Independent Signaling of Hepatoma Derived Growth Factor and Tumor Necrosis Factor-Alpha in Human Gastric Cancer Organoids Infected by Helicobacter pylori .
Kenly WuputraChia-Chen KuJia-Bin PanChung-Jung LiuKohsuke KatoYing-Chu LinYi-Chang LiuChang-Shen LinMichael HsiaoMing-Hong TaiInn-Wen ChongHuang-Ming HuChao-Hung KuoDeng-Chyang WuKazunari K YokoyamaPublished in: International journal of molecular sciences (2023)
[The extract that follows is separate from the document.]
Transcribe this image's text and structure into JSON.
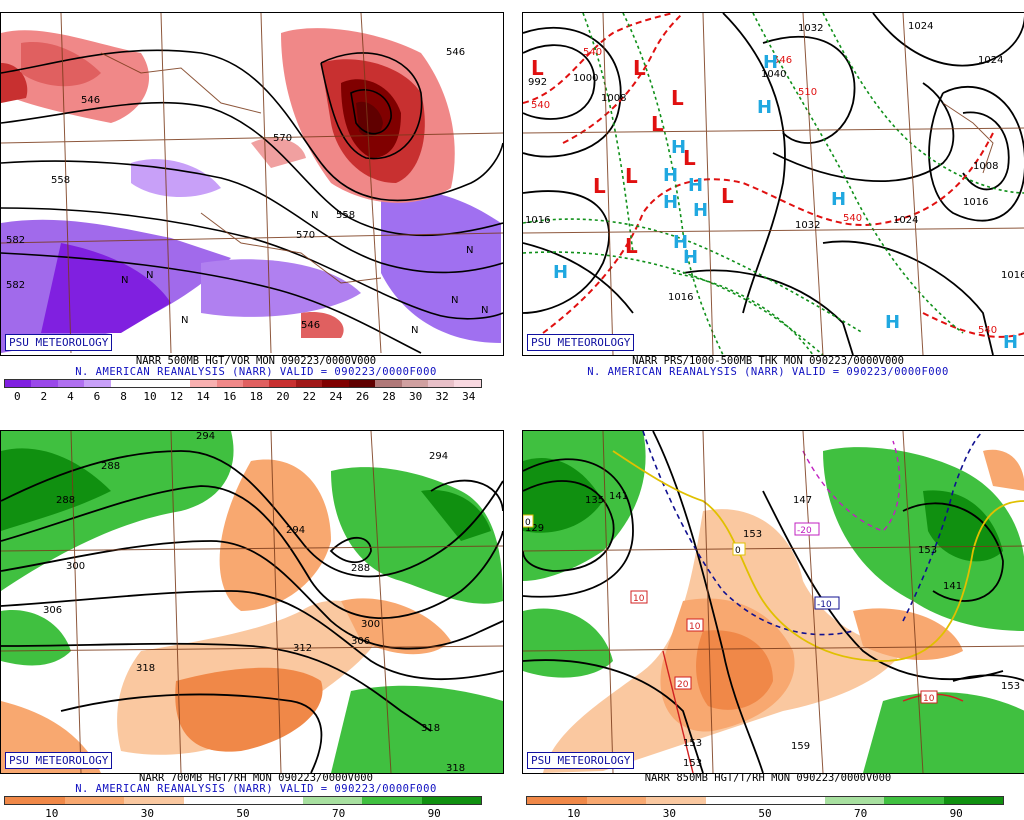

We prepared three-dimensional (3-D) organoids of human stomach cancers and examined the correlation between the tumorigenicity and cytotoxicity of Helicobacter pylori ( H. pylori ). In addition, the effects of hepatoma-derived growth factor (HDGF) and tumor necrosis factor (TNFα) on the growth and invasion activity of H. pylori -infected gastric cancer organoids were examined. Cytotoxin-associated gene A (CagA)-green fluorescence protein (GFP)-labeled H. pylori was used to trace the infection in gastric organoids. The cytotoxicity of Cag encoded toxins from different species of H. pylori did not affect the proliferation of each H. pylori -infected cancer organoid. To clarify the role of HDGF and TNFα secreted from H. pylori -infected cancer organoids, we prepared recombinant HDGF and TNFα and measured the cytotoxicity and invasion of gastric cancer organoids. HDGF controlled the growth of each organoid in a species-specific manner of H. pylori , but TNFα decreased the cell viability in H. pylori -infected cancer organoids. Furthermore, HDGF controlled the invasion activity of H. pylori -infected cancer organoid in a species-dependent manner. However, TNFα decreased the invasion activities of most organoids. We found different signaling of cytotoxicity and invasion of human gastric organoids in response to HDGF and TNFα during infection by H. pylori . Recombinant HDGF and TNFα inhibited the development and invasion of H. pylori -infected gastric cancer differently. Thus, we propose that HDGF and TNFα are independent signals for development of H. pylori -infected gastric cancer. The signaling of growth factors in 3-D organoid culture systems is different from those in two-dimensional cancer cells.